Baseline Measure of Failed Requests for a Component Failure within a Site
The rule management module of Holmes is mainly used for user interactions, especially for the lifecycle control of the rules. Since this module is not quite frequently used, and the rule deployment is usually done manually. There are not too many requests sending to this module. Besides, all request could be re-sent once the module is recovered. Hence for this module, the request failures during the component failure could be reasonably ignored.
As for the engine management module, as it is the core module of Holmes and it is mainly responsible for alarm processing, the request loss could be considered the same as the data loss. So this will be evaluated in the next section.
Baseline of Data Loss for a Component Failure within a Site
The average start-up time of Holmes is around 20 seconds. All the estimation of the baseline will be based on such an approximation.

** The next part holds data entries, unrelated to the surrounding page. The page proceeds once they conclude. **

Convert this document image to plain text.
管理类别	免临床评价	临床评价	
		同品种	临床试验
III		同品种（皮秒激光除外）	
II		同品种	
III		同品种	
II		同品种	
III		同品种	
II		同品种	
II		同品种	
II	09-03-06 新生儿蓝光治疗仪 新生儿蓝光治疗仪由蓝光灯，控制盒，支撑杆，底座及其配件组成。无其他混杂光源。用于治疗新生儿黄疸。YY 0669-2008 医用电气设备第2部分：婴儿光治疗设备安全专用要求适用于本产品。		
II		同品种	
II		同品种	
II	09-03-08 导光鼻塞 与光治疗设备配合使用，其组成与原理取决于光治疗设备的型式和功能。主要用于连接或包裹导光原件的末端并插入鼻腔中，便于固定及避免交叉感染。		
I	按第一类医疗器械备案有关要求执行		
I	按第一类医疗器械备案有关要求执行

Because the performance of Holmes differs a lot with and without A&AI. Both scenarios should be taken into account when identifying the baseline.
Data Analysis with AAI
From the testing report provided on the Testing Results page, when AAI is involved, correlation analysis for alarms is extremely slow. Even if we take the best performance data as a reference, the data loss during the start-up of Holmes is
1.73 alarms/s * 20s = 34.5 alarms
Data Analysis without AAI
Now, let's move forward to the scenario under which AAI is not involved during the correlation analysis.
According to the Testing Results, the peak rate for alarm process is around 350 alarms per second. Based on this approximation, the data loss under such a scenario is
350 alarms/s * 20s = 7000 alarms
From the figures above, we can see that the data loss could be far beyond the acceptance of the users. So in the future, the Holmes team has to optimize the component to reduce data loss.
Here are two suggestions:
- Cache the AAI data and refresh them periodically so that Holmes won't have to make an HTTP call to AAI every time it tries to correlate one alarm to another.
- DCAE and it's inferior systems (e.g. PNFs and VNFs, etc.) provide data synchronization mechanism to ensure that components could fetch data spontaneously after they are deployed or restarted.